What makes it so hard for me is that I continue to have expectations when it comes to my parents. It must be in our DNA or culture, or in our Hallmark cards. But there is that assumption that parents should love their children, unconditionally. They should trust us, support our goals and comfort us when we are feeling down. Even the dysfunctional family TV shows seem to have each other's back and even though we may not have grown up in the Ozzie and Harriet homestead, a part of us may still cling to that image of how things "should be".

For me the "suffering" comes when how I think things should be is wide of the mark of how things actually are. My mother won't even pick up the phone when I call. Now, my story could be that Mom can't handle my illness. And this could be true, she has certainly told me on several occasions that I am just making everyone's life around me miserable and I should just grow up and take care of myself and leave everyone else alone. Or it could be that Mom can't talk with me anymore, because there's something just wrong with Mom. And I don't have to fix Mom. She's the way she is. Am I sad? Sure. Do I still call and listen to the voice mail recording say "I'm sorry but the caller you have reached does not have a voice mail box set up. Goodbye." Yep, more times than I know why. Its a habit I suppose.

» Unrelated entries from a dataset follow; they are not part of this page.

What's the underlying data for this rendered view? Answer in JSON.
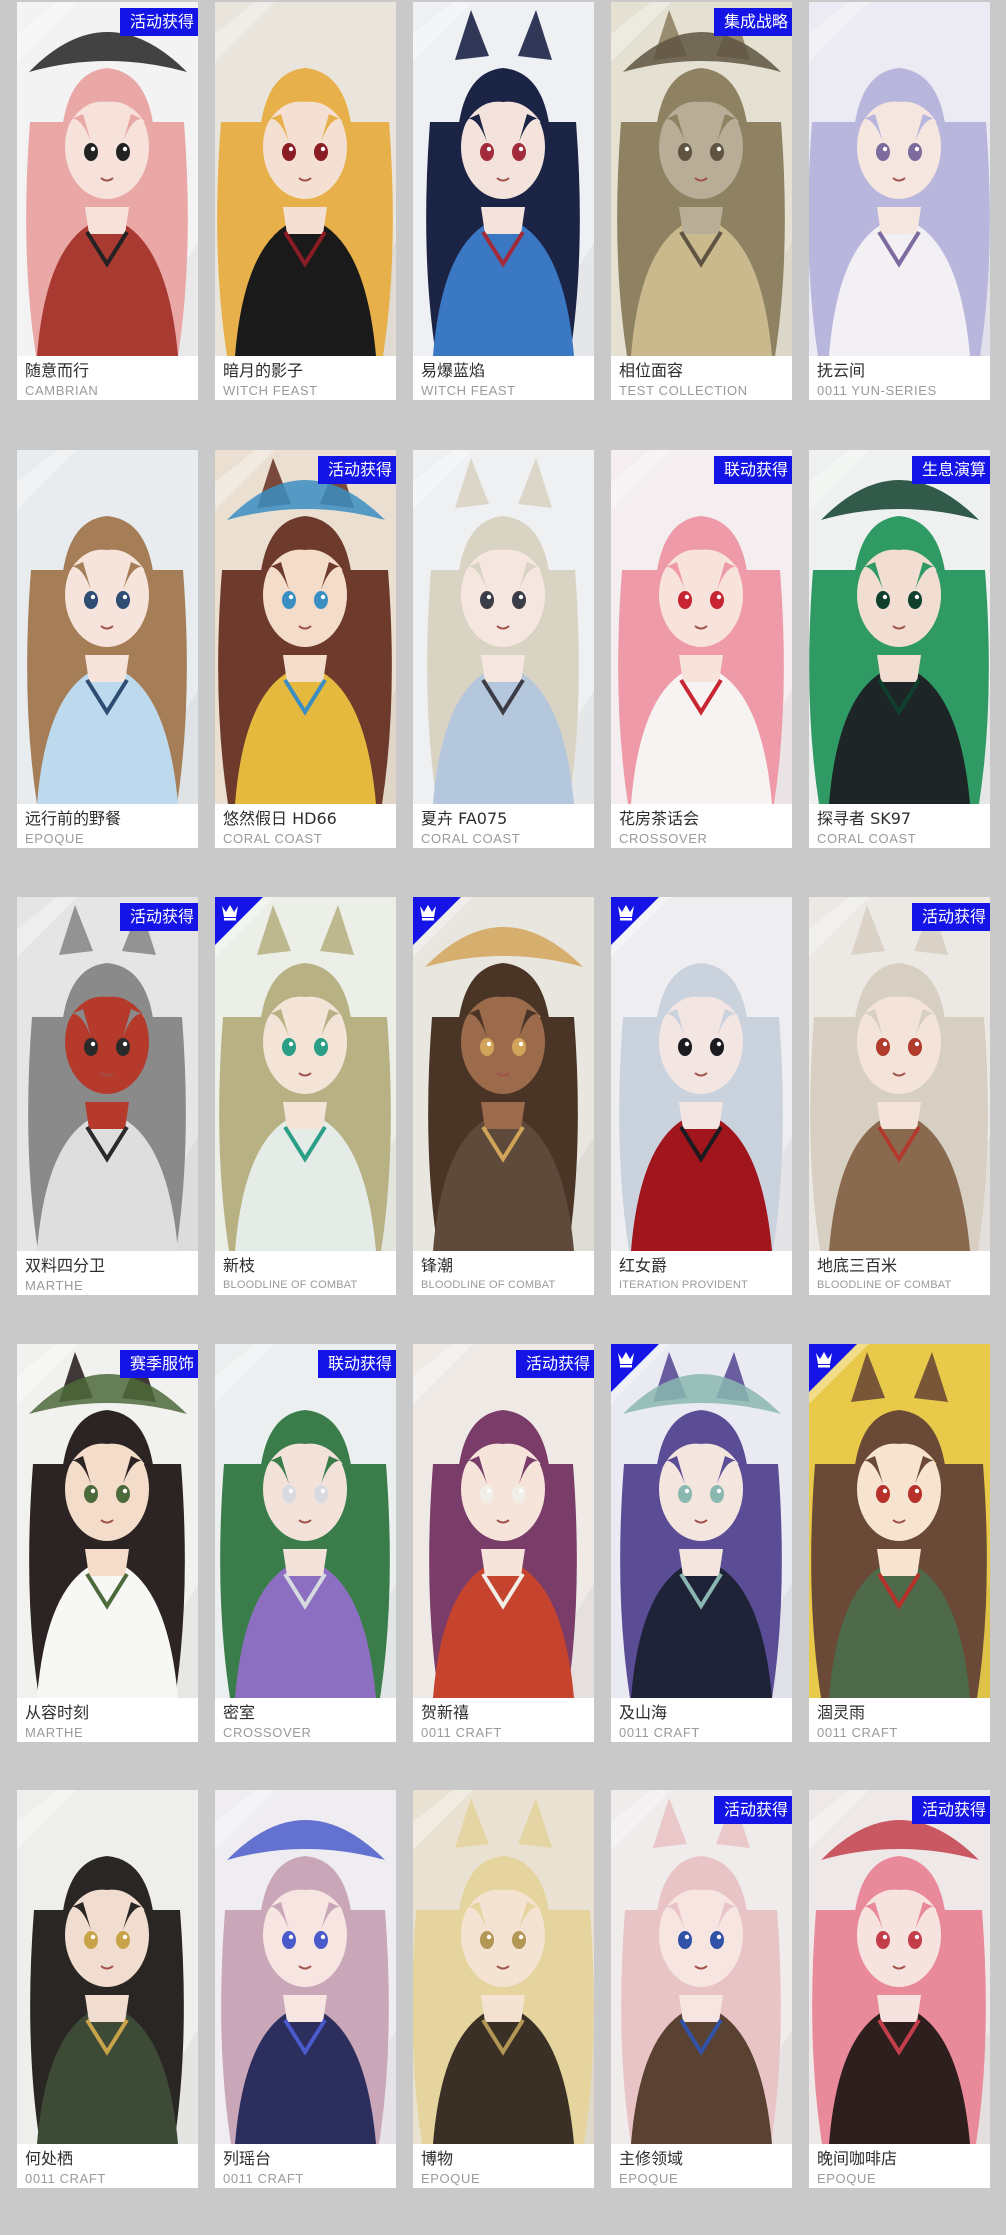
{
  "colors": {
    "page_background": "#c9c9c9",
    "tag_background": "#1414e6",
    "tag_text": "#ffffff",
    "name_text": "#2d2d2d",
    "series_text": "#9a9a9a"
  },
  "rows": [
    {
      "cards": [
        {
          "name": "随意而行",
          "series": "CAMBRIAN",
          "tag": "活动获得",
          "badge": "",
          "palette": {
            "bg": "#f3f3f3",
            "hair": "#e9a8a6",
            "cloth": "#a93a31",
            "skin": "#f6e2da",
            "accent": "#222222"
          }
        },
        {
          "name": "暗月的影子",
          "series": "WITCH FEAST",
          "tag": "",
          "badge": "",
          "palette": {
            "bg": "#e9e4dc",
            "hair": "#e7b04a",
            "cloth": "#1a1a1a",
            "skin": "#f4e0d2",
            "accent": "#8a1c24"
          }
        },
        {
          "name": "易爆蓝焰",
          "series": "WITCH FEAST",
          "tag": "",
          "badge": "",
          "palette": {
            "bg": "#eef0f4",
            "hair": "#1c2446",
            "cloth": "#3a78c4",
            "skin": "#f4e3dc",
            "accent": "#a12b3a"
          }
        },
        {
          "name": "相位面容",
          "series": "TEST COLLECTION",
          "tag": "集成战略",
          "badge": "",
          "palette": {
            "bg": "#e4e0d2",
            "hair": "#8f8263",
            "cloth": "#c9b98c",
            "skin": "#b8ad96",
            "accent": "#5e5441"
          }
        },
        {
          "name": "抚云间",
          "series": "0011 YUN-SERIES",
          "tag": "",
          "badge": "",
          "palette": {
            "bg": "#eceaf2",
            "hair": "#b9b6dd",
            "cloth": "#f2f0f4",
            "skin": "#f5e6e0",
            "accent": "#7d6a9e"
          }
        }
      ]
    },
    {
      "cards": [
        {
          "name": "远行前的野餐",
          "series": "EPOQUE",
          "tag": "",
          "badge": "",
          "palette": {
            "bg": "#e8ecef",
            "hair": "#a57d57",
            "cloth": "#bcd9ee",
            "skin": "#f6e4dc",
            "accent": "#2d4e72"
          }
        },
        {
          "name": "悠然假日 HD66",
          "series": "CORAL COAST",
          "tag": "活动获得",
          "badge": "",
          "palette": {
            "bg": "#eadfd0",
            "hair": "#6d3a2b",
            "cloth": "#e4b93e",
            "skin": "#f4dccb",
            "accent": "#3a8ec2"
          }
        },
        {
          "name": "夏卉 FA075",
          "series": "CORAL COAST",
          "tag": "",
          "badge": "",
          "palette": {
            "bg": "#eef0f2",
            "hair": "#d8d3c2",
            "cloth": "#b4c7dd",
            "skin": "#f5e6df",
            "accent": "#3c3c46"
          }
        },
        {
          "name": "花房茶话会",
          "series": "CROSSOVER",
          "tag": "联动获得",
          "badge": "",
          "palette": {
            "bg": "#f4eef0",
            "hair": "#ef9aa8",
            "cloth": "#f7f3f2",
            "skin": "#f8e2dc",
            "accent": "#c92431"
          }
        },
        {
          "name": "探寻者 SK97",
          "series": "CORAL COAST",
          "tag": "生息演算",
          "badge": "",
          "palette": {
            "bg": "#eef1ef",
            "hair": "#2f9a64",
            "cloth": "#1d2526",
            "skin": "#f2ddd2",
            "accent": "#0f3f2d"
          }
        }
      ]
    },
    {
      "cards": [
        {
          "name": "双料四分卫",
          "series": "MARTHE",
          "tag": "活动获得",
          "badge": "",
          "palette": {
            "bg": "#e5e5e6",
            "hair": "#8a8a8a",
            "cloth": "#dedede",
            "skin": "#b53a2c",
            "accent": "#2a2a2a"
          }
        },
        {
          "name": "新枝",
          "series": "BLOODLINE OF COMBAT",
          "tag": "",
          "badge": "crown",
          "palette": {
            "bg": "#ecefe8",
            "hair": "#b8b184",
            "cloth": "#e5ebe6",
            "skin": "#f4e4d8",
            "accent": "#2b9e88"
          }
        },
        {
          "name": "锋潮",
          "series": "BLOODLINE OF COMBAT",
          "tag": "",
          "badge": "crown",
          "palette": {
            "bg": "#e9e5df",
            "hair": "#4a3426",
            "cloth": "#5d4a3a",
            "skin": "#9c6b4c",
            "accent": "#d2a45a"
          }
        },
        {
          "name": "红女爵",
          "series": "ITERATION PROVIDENT",
          "tag": "",
          "badge": "crown",
          "palette": {
            "bg": "#eeeef1",
            "hair": "#cad2de",
            "cloth": "#a1151d",
            "skin": "#f3e6e2",
            "accent": "#1a1a1f"
          }
        },
        {
          "name": "地底三百米",
          "series": "BLOODLINE OF COMBAT",
          "tag": "活动获得",
          "badge": "",
          "palette": {
            "bg": "#ece9e4",
            "hair": "#d8cfc3",
            "cloth": "#8a6a4e",
            "skin": "#f4e3d8",
            "accent": "#b23a2d"
          }
        }
      ]
    },
    {
      "cards": [
        {
          "name": "从容时刻",
          "series": "MARTHE",
          "tag": "赛季服饰",
          "badge": "",
          "palette": {
            "bg": "#f1f1ef",
            "hair": "#2c2324",
            "cloth": "#f7f7f5",
            "skin": "#f3dcc9",
            "accent": "#4d6a3a"
          }
        },
        {
          "name": "密室",
          "series": "CROSSOVER",
          "tag": "联动获得",
          "badge": "",
          "palette": {
            "bg": "#eceff0",
            "hair": "#3a7d4a",
            "cloth": "#8c6fc0",
            "skin": "#f3e2da",
            "accent": "#d7dbe0"
          }
        },
        {
          "name": "贺新禧",
          "series": "0011 CRAFT",
          "tag": "活动获得",
          "badge": "",
          "palette": {
            "bg": "#efeae6",
            "hair": "#7a3d6a",
            "cloth": "#c6442d",
            "skin": "#f6e3d9",
            "accent": "#f1ede7"
          }
        },
        {
          "name": "及山海",
          "series": "0011 CRAFT",
          "tag": "",
          "badge": "crown",
          "palette": {
            "bg": "#e9eaf2",
            "hair": "#5b4c96",
            "cloth": "#1f2338",
            "skin": "#f4e5df",
            "accent": "#8ab7b0"
          }
        },
        {
          "name": "涸灵雨",
          "series": "0011 CRAFT",
          "tag": "",
          "badge": "crown",
          "palette": {
            "bg": "#e8c94a",
            "hair": "#6a4a36",
            "cloth": "#4e6a4a",
            "skin": "#f6e3d0",
            "accent": "#b8302a"
          }
        }
      ]
    },
    {
      "cards": [
        {
          "name": "何处栖",
          "series": "0011 CRAFT",
          "tag": "",
          "badge": "",
          "palette": {
            "bg": "#eeeeec",
            "hair": "#2a2623",
            "cloth": "#3c4a36",
            "skin": "#f1ddd0",
            "accent": "#c9a34a"
          }
        },
        {
          "name": "列瑶台",
          "series": "0011 CRAFT",
          "tag": "",
          "badge": "",
          "palette": {
            "bg": "#efedf1",
            "hair": "#c9a7b8",
            "cloth": "#2c2f5e",
            "skin": "#f6e5e0",
            "accent": "#4a5acb"
          }
        },
        {
          "name": "博物",
          "series": "EPOQUE",
          "tag": "",
          "badge": "",
          "palette": {
            "bg": "#e9e2d3",
            "hair": "#e5d49e",
            "cloth": "#3b3026",
            "skin": "#f4e3d2",
            "accent": "#b39754"
          }
        },
        {
          "name": "主修领域",
          "series": "EPOQUE",
          "tag": "活动获得",
          "badge": "",
          "palette": {
            "bg": "#efeceb",
            "hair": "#e9c4c7",
            "cloth": "#5a4232",
            "skin": "#f6e5e1",
            "accent": "#3152a6"
          }
        },
        {
          "name": "晚间咖啡店",
          "series": "EPOQUE",
          "tag": "活动获得",
          "badge": "",
          "palette": {
            "bg": "#efe8e8",
            "hair": "#e98a9a",
            "cloth": "#2e1e1e",
            "skin": "#f6e3df",
            "accent": "#c23e4a"
          }
        }
      ]
    }
  ]
}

Sometimes I think it is just too painful for a parent to hear about a child's illness. Even when we don't talk about it. To see us or interact with us on any level may just be too hard for them to handle. Maybe it activates their own cellular memories, perhaps they feel guilt or worry that maybe "they did something wrong." After all the story is really always about THEM, not about us even when we seem to be the target of their opinions.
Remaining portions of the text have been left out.